Alliant’s proposal calls for more than doubling the charge, starting with a 56% increase in the customer charge in 2017, to $12 from $7.67. That would be followed by a 50% increase, to $18 a month, in 2018. The total increase: 135%.

              
“While the customer-charge change will increase bills for low users and decrease bills for high users, the change itself is neutral for the average customer,” Brian Penington, director of regulatory affairs at Alliant, said in a filing with the PSC. “On the whole, residential customers will experience a small increase … but WPL’s residential rates will continue to be among the lowest rates for Wisconsin’s large investor-owned utilities.”

Other states are taking a more skeptical view of fixed-charge increases, with some regulators rejecting any increase because it would discourage energy conservation.

Since 2014, 48 utilities in states other than Wisconsin have proposed to increase their fixed charges, by an average of 53%. A review of regulators’ decisions, compiled by the advocacy group Renew Wisconsin, found that commissions kept half of those fixed charges unchanged, and the average increase was 16%.

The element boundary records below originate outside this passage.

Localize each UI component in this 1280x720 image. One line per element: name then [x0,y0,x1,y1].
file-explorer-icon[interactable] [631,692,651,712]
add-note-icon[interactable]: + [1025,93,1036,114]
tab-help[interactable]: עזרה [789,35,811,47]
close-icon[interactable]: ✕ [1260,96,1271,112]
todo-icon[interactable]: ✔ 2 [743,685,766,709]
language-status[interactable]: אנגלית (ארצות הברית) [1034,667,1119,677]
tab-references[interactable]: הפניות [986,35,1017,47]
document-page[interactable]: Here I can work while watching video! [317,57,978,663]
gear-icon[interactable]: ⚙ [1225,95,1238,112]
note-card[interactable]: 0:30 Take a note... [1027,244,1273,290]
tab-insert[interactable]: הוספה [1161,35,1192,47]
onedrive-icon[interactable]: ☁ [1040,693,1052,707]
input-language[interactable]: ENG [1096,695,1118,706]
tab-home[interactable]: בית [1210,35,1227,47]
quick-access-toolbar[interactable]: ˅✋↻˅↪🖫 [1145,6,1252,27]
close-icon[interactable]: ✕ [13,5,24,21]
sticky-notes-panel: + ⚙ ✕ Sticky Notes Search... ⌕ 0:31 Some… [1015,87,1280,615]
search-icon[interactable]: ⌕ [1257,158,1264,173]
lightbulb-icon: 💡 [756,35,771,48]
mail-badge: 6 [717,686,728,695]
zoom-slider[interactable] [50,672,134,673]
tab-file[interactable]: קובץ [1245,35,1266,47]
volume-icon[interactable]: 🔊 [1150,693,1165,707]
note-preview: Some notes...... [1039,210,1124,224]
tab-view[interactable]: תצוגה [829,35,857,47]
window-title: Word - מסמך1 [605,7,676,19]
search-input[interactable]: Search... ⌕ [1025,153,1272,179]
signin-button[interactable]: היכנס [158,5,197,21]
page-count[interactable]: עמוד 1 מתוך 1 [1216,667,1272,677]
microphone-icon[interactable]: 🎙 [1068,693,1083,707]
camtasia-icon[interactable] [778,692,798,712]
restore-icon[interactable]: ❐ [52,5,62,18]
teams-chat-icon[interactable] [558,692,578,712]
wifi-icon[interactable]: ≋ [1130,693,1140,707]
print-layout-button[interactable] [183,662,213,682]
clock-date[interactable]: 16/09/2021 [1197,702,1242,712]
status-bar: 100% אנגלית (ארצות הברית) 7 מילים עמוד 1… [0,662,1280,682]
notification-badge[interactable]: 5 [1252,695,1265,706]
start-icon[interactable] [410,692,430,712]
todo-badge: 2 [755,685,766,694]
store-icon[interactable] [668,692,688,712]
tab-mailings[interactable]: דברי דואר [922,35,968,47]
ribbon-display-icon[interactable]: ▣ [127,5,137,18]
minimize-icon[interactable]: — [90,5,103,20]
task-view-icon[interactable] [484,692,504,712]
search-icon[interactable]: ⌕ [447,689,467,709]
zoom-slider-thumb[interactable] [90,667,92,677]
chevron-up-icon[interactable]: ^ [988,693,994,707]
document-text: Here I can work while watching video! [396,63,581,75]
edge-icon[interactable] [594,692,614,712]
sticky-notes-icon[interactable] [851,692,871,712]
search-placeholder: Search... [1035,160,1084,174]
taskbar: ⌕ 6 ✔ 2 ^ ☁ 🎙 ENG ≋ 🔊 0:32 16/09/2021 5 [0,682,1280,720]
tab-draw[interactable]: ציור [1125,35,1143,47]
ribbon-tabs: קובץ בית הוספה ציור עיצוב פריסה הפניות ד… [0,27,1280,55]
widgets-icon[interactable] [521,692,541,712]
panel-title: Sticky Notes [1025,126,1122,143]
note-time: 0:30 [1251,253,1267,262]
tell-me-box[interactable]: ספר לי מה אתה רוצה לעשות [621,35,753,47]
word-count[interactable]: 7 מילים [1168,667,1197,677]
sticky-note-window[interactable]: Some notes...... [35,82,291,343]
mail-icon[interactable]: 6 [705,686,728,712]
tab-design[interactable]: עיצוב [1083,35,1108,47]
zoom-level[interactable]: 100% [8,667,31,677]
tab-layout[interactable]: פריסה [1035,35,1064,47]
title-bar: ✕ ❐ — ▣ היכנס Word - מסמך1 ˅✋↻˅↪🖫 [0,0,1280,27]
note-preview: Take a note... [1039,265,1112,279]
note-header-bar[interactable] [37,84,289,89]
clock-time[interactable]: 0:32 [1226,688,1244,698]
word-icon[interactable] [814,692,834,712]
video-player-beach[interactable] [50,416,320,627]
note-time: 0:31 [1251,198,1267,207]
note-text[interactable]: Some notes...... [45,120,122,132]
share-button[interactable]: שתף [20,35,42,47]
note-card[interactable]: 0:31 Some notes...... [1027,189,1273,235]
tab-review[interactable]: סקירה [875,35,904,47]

Inside Wisconsin, the PSC has approved much larger increases, with utilities seeking 96% on average and receiving 66%. But the commission in recent cases has given the utilities somewhat less, Renew Wisconsin says.

The utility says the cost of equipment to connect customers to the power grid has risen over the years, but its customer charge has remained in the range of $5 to $8 a month for more than two decades.

“Because we collect more of the power grid’s overall costs in the per-kilowatt-hour charge, and because we haven’t raised our fixed charge in many years, over time low-use customers have begun to pay less than what it costs to serve them,” said Annemarie Newman, a spokeswoman for Alliant.

A majority of the lowest energy users on the Alliant system are either vacation homes or cottages, according to the utility.

This is the first request by Alliant to change base electric rates since 2010, Newman said

Renew Wisconsin policy director Michael Vickerman said the increase “puts a larger portion of customer bills off-limits to potential savings from actions initiated by customers” to make their homes more energy efficient or to add solar power.

Renew urged the commission to cap Alliant’s fixed charge at $12 a month, which still would be a more than 56% increase from the current fee.

Jonathan Wallach, representing the customer group Citizens Utility Board, recommended the PSC limit Alliant’s customer charge to $9.

Nearly 100 Alliant customers have weighed in against the utility’s proposal in public comments filed with the commission. A public hearing is scheduled for Sept. 28 in Madison. A decision by the PSC is expected late this year.

Alliant has about 465,000 electricity customers across the state, mainly in southern and central Wisconsin.